Patients mean age was 74 +/- 8 years; 49% females. Clinical risk factors for atherosclerosis included coronary artery disease (40%), diabetes mellitus (32%), hypertension (70%), smoking (34%), and hypercholesterolemia (49%). Thirty-three percent of carotid lesions (n = 110) presented with ischemic cerebrovascular symptoms and 67% (n = 227) were asymptomatic. There was an excellent agreement between B-mode DUS and CTA (r = 0.9, P = .002). The inter/intraobserver agreement (kappa) for B-mode imaging measurements were 0.8 and 0.9, respectively, and for CTA measurements 0.8 and 0.9, respectively. When both PSV of > or =155 cm/s and ICA/CCA ratio of > or =2 were combined for the detection of > or =50% bulb ICA stenosis, a positive predictive value (PPV) of 97% and an accuracy of 82% were obtained. For a > or =80% bulb ICA stenosis, an EDV of > or =140 cm/s, a PSV of > or =370 cm/s and an ICA/CCA ratio of > or =6 had acceptable probability values.

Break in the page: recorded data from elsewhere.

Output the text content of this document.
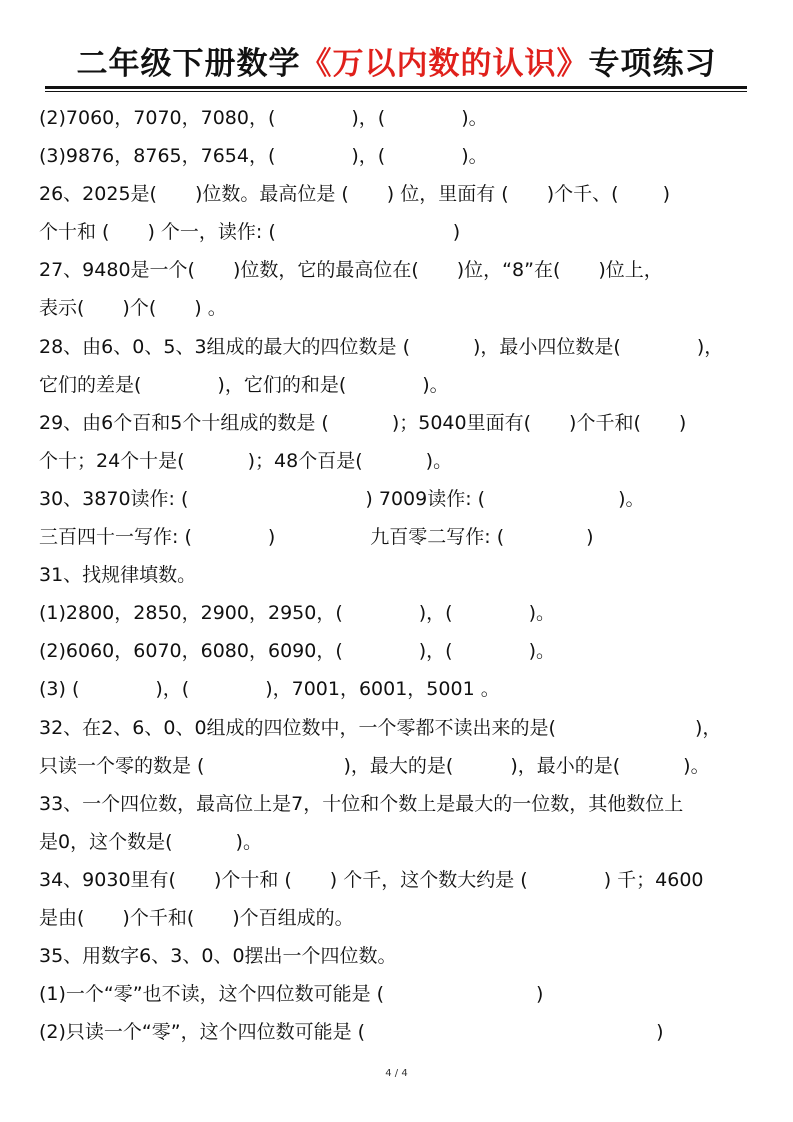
二年级下册数学《万以内数的认识》专项练习
(2)7060，7070，7080，(　　　　)，(　　　　)。
(3)9876，8765，7654，(　　　　)，(　　　　)。
26、2025是(　　)位数。最高位是 (　　) 位，里面有 (　　)个千、(　　 )
个十和 (　　) 个一，读作: (　　　　　　　　　 )
27、9480是一个(　　)位数，它的最高位在(　　)位，“8”在(　　)位上，
表示(　　)个(　　) 。
28、由6、0、5、3组成的最大的四位数是 (　　　 )，最小四位数是(　　　　)，
它们的差是(　　　　)，它们的和是(　　　　)。
29、由6个百和5个十组成的数是 (　　　 )；5040里面有(　　)个千和(　　)
个十；24个十是(　　　 )；48个百是(　　　 )。
30、3870读作: (　　　　　　　　　 ) 7009读作: (　　　　　　　)。
三百四十一写作: (　　　　)　　　　　九百零二写作: (　　　　 )
31、找规律填数。
(1)2800，2850，2900，2950，(　　　　)，(　　　　)。
(2)6060，6070，6080，6090，(　　　　)，(　　　　)。
(3) (　　　　)，(　　　　)，7001，6001，5001 。
32、在2、6、0、0组成的四位数中，一个零都不读出来的是(　　　　　　　 )，
只读一个零的数是 (　　　　　　　 )，最大的是(　　　)，最小的是(　　　 )。
33、一个四位数，最高位上是7，十位和个数上是最大的一位数，其他数位上
是0，这个数是(　　　 )。
34、9030里有(　　)个十和 (　　) 个千，这个数大约是 (　　　　) 千；4600
是由(　　)个千和(　　)个百组成的。
35、用数字6、3、0、0摆出一个四位数。
(1)一个“零”也不读，这个四位数可能是 (　　　　　　　　)
(2)只读一个“零”，这个四位数可能是 (　　　　　　　　　　　　　　　 )
4 / 4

Compared with established velocity thresholds commonly applied in practice, a substantially higher PSV (155 vs 125 cm/s) was more accurate for detecting > or =50% bulb/ICA stenosis. In combination, a PSV of > or =155 cm/s and an ICA/CCA ratio of > or =2 have excellent predictive value for this stenosis category. For > or =80% bulb ICA stenosis (NASCET 60% stenosis), an EDV of 140 cm/s, a PSV of > or =370 cm/s, and an ICA/CCA ratio of > or =6 are equally reliable and do not indicate any major change from the established criteria. Current DUS > or =50% bulb ICA stenosis criteria appear to overestimate carotid bifurcation disease and may predispose patients with asymptomatic carotid disease to untoward costly diagnostic imaging and intervention.